I houseclean my books every spring and throw out those I’m never going to read again like I throw out clothes I’m never going to wear again. It shocks everybody. My friends are peculiar about books. They read all the best sellers, they get through them as fast as possible, I think they skip a lot. And they NEVER read anything a second time so they don’t remember a word of it a year later. But they are profoundly shocked to see me drop a book in the wastebasket or give it away. The way they look at it, you buy a book, you read it, you put in on the shelf, you never open it again for the rest of your life but YOU DON’T THROW IT OUT! NOT IF IT HAS A HARD COVER ON IT! Why not? I personally can’t think of anything less sacrosanct than a bad book or even a mediocre book.
The enthusiasm and passion that Helene had for her classics and books was incredibly endearing, as was her direct forthcoming manner which put Frank at ease.
“You’ll be fascinated to learn (from me that hates novels) that I finally got round to Jane Austen and went out of my mind for Pride and Prejudice which I can’t bring myself to take back to the library till you find me a copy of my own.”
However, what made her a truly remarkable character was her actions when she discovered everything in Britain was being rationed post-war. She promptly started sending the employees at 84 Charing Cross Road meat and eggs, and she even sent them nylons! Christmas presents were exchanged, and the friendship struck between the two people who had never met just came across as so real and wonderfully touching. In London, the rest of the staff started corresponding with Helene as well, as did Frank’s wife, and again, the affection and kindness between these strangers who’d come together largely due to their love for literature was evident. Almost fairy-tale like. Too good to be true.
In fact, Helene was even invited by her friends in London to visit them, and stay with them. Her friends visited the bookstore in London, and once Frank et al discovered that they were her friends, they were treated like royalty.
…We walked into your bookstore and said we were friends of yours and were nearly mobbed. Your Frank wanted to take us home for the weekend. Mr. Marks came from the back of the store just to shake hands with friends-of-Miss-Hanff, everybody in the place wanted to wine and dine us….
It does make me wonder though – nowadays, the world is so much smaller, communicating across the pond so much easier, but how often are any of us going to be lucky enough to strike a friendship as pure and uncomplicated as that? No selfishness, no end-game, just affection and kind-heartedness. Remember: this book is non-fiction.
I loved all the characters in this book, and I think I’d feel lucky if I had the opportunity to befriend even one of them, for in a world as tainted as the one we are in today, such unselfish kind people are like hidden precious gems. I loved the sense of humour, the excitement and the literary passion.

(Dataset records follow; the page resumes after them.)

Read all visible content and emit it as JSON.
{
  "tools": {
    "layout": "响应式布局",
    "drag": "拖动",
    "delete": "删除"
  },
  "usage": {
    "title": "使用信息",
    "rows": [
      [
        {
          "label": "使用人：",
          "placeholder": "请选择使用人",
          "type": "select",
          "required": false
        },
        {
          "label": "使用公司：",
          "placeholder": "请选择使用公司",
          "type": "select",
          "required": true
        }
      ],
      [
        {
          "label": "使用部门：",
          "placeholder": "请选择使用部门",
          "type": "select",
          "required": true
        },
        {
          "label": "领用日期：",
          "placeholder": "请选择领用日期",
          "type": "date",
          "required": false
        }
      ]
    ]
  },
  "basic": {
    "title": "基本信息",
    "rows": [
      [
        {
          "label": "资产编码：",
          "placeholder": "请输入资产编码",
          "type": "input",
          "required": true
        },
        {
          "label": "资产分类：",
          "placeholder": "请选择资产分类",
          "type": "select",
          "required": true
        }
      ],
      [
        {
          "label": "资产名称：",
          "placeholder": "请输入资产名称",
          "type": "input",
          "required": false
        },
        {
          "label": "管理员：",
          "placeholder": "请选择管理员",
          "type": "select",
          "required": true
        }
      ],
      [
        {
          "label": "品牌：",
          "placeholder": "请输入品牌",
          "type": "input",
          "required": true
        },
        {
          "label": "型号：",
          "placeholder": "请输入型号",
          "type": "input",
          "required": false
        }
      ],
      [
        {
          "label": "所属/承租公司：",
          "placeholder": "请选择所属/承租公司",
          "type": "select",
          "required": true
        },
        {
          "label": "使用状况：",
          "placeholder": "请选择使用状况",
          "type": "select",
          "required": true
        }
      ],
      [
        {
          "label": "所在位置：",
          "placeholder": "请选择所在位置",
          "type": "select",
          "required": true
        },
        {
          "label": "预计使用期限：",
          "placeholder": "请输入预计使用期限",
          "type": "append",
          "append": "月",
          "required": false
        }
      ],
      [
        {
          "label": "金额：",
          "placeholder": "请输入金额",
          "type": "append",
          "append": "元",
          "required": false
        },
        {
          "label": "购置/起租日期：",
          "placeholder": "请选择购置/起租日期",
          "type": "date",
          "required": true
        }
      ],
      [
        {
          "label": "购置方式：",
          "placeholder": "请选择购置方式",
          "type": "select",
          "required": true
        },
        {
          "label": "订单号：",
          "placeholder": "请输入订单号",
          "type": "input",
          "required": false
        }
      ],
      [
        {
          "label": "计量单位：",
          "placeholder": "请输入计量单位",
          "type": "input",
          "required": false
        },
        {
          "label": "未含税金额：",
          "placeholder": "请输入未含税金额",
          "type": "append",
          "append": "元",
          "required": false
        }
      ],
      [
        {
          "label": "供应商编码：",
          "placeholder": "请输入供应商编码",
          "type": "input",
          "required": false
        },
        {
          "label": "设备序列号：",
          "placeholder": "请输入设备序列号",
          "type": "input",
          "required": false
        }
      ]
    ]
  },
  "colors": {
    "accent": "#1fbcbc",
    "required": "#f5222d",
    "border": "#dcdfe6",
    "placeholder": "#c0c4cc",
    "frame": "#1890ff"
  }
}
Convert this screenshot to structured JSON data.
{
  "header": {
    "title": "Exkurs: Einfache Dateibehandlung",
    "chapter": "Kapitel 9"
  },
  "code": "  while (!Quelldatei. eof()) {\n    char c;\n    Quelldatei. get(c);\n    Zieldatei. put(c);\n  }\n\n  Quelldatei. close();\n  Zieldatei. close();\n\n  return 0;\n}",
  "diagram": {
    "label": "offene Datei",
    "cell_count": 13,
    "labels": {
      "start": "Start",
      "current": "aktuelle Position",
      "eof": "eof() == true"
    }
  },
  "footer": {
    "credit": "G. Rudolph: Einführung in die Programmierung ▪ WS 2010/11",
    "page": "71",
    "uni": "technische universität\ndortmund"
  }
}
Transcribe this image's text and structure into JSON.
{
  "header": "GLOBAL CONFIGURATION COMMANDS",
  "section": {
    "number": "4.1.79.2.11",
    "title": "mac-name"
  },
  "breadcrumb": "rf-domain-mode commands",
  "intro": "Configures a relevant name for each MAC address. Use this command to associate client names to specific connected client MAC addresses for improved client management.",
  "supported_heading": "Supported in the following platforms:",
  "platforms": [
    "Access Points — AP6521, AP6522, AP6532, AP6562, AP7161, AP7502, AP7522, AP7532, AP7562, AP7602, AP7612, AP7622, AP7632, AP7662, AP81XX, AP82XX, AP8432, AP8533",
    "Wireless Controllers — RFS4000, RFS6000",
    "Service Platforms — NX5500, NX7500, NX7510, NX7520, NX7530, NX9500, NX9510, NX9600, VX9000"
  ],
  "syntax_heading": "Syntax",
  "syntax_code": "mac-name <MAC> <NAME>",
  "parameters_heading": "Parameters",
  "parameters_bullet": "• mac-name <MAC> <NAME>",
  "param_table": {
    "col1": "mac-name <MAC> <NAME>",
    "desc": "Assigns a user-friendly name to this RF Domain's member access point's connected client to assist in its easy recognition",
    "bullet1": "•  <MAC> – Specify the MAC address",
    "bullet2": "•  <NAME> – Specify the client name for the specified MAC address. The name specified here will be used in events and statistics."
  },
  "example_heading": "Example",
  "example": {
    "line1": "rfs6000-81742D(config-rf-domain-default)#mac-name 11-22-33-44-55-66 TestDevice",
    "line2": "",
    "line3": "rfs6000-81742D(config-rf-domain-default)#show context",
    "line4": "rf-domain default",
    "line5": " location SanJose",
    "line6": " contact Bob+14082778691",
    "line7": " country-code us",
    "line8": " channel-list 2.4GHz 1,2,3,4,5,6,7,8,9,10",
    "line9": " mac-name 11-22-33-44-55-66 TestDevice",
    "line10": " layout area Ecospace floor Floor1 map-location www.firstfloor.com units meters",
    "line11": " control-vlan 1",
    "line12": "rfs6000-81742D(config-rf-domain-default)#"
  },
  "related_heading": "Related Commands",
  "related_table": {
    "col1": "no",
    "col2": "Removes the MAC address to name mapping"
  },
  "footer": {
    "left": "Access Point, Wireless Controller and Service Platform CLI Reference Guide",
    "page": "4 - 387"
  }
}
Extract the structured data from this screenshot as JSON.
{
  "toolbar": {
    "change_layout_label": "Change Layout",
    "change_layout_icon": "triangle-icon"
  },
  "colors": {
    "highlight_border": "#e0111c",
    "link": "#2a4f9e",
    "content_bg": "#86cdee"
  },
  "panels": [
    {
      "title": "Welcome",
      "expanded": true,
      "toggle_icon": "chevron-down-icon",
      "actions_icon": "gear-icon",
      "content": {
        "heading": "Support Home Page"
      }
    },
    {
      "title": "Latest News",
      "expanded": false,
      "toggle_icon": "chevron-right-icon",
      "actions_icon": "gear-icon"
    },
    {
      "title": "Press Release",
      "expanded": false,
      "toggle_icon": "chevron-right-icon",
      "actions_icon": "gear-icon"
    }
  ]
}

I am going to bed. I will have nightmares involving huge monsters in academic robes carrying long bloody butcher knives labeled Excerpt, Selection, Passage, and Abridged.
Have you read this book? Is it the “nicest” book you’ve ever read? Or is it just me?
If you haven’t, I really hope you’re convinced that it’s a must-read now. It really really is – I was slightly apprehensive when I began reading it, for I’d heard a fair few other bloggers gush about this book, but it really is all that.